Birleştirici Bilgi ve İlkeleri
Düşünen her kişi ve toplumun açıkça görebileceği gibi insanlık büyük bir değişimin sancı ve sarsıntısı içindedir. Maddi ve manevi tüm kurumlar yozlaşma alanları halindedirler. Tüm değerler saflığını yitirmiş durumda ve insan sayısı kadar doğru ve yanlış var. Herkes farklı dili konuşuyor ve kimse kimseyi anlamıyor. Çünkü insanlık kuşku duymadan ortaklaşa başvurabileceği bir BİRLEŞTİRİCİ BİLGİ ’ye sahip değil.
İnsanlık bir yandan özüne (ruhuna) ve insan olarak gerçek vazifesinin ne olduğuna ait bilgisizlikten doğan anlayışsızlığının ıstırabını yaşarken, öte yandan herhangi bir manevi otoriteye şuurlu olarak bağlı olmadan kendi yolunu kendi seçmek, kendi gerçeklerini yaşamak ve doyuma ulaşmak istiyor.
Bütün insanlık her türlü çalkantı ve sarsıntısıyla yeni bir çağa geçmenin hazırlığı içindedir. Çağımız insanlığı ruhsal ve şuursal seviyesi bakımından hızlı bir ilerlemeye tabi tutulmuştur; ancak bunu belirleyecek temel bilgisi eksiktir ve yaptığı yorumlar yetmemektedir. İnsanların kendileri ve dış dünya hakkında sordukları sorulara, her seviyeyi tatmin edecek şekilde cevap verebilecek yeni bir BİLGİ 'ye ihtiyaç vardır.
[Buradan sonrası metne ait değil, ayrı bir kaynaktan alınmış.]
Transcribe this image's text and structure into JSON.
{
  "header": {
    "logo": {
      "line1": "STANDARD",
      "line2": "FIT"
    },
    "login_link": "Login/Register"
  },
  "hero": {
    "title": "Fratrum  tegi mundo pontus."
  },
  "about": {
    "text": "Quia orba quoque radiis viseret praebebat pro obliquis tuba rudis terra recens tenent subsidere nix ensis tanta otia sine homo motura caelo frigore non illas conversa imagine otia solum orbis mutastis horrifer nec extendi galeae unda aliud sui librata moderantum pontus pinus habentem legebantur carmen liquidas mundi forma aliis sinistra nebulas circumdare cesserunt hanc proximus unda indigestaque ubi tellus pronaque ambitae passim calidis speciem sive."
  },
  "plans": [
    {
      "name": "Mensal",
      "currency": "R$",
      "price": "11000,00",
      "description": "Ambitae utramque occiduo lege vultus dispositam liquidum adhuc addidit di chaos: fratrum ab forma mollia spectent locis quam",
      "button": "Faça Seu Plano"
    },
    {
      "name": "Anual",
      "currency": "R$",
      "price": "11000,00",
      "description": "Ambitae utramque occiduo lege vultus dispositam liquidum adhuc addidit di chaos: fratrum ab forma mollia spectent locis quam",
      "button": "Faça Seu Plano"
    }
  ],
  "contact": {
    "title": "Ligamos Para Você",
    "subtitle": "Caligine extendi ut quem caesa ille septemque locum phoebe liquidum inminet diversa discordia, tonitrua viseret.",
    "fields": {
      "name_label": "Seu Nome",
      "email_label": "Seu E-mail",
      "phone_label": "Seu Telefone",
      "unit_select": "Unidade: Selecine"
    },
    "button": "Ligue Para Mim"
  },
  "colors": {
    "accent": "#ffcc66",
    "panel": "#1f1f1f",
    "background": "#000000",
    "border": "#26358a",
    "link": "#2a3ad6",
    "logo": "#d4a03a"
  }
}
Bu nedenle yeniçağ, "Birleştirici BİLGİ Çağı" olacaktır.
Her ülke gibi Türkiye de insanlığın şuurlanmasına ve uyanmasına asırlarca hizmet etmiştir. Anadolu insanı binlerce yıldır bu misyonunu yerine getirmek maksadıyla çeşitli şekillerde yetiştirilmiş, yönlendirilmiş ve bugünlere hazırlanmıştır. Dünya insanlığını üstün bir tekamül sıçrayışına doğru yönlendirecek, mevcut bütün anlayışları, zaman içinde Tek Gerçeklik haline getirecek ve böylece tüm insanlığı aydınlatarak ona rehber olacaktır.
Birlik, beraberlik ve eşitlik ruhunu sevgi, yardım ve dayanışma ile pekiştiren insanlık, içinde bulunduğu derin çıkmaz ve bozgundan kendi kendini kurtarabilecektir. Artık her insan kendini sever gibi her insanı sevmek, komşusu ile geçinir gibi her insanla iyi geçinmek idrakine varacaktır. Bu Vazife duygusu ve anlayışıyladır ki, Dünyaya Ruhsal ve Moral Yasalar hâkim olacaktır. Amaçlanan daima dengeli ve doğru olanı aramak, özgürlük, sevgi ve ahenk dolu bir dünyanın yapılanmasına katkıda bulunmaktır. Bunun için tespit edilmiş beş ilkenin çok iyi anlaşılması gerekecektir. Bu beş ilke; Varlığın Birliği İlkesi, Varlıksal Eşitlik İlkesi, Seçme Özgürlüğü İlkesi, Varlıksal İradelerin Çelişmezliği İlkesi ve Varlığın Bildiğinden Sorumlu Olduğu İlkesidir.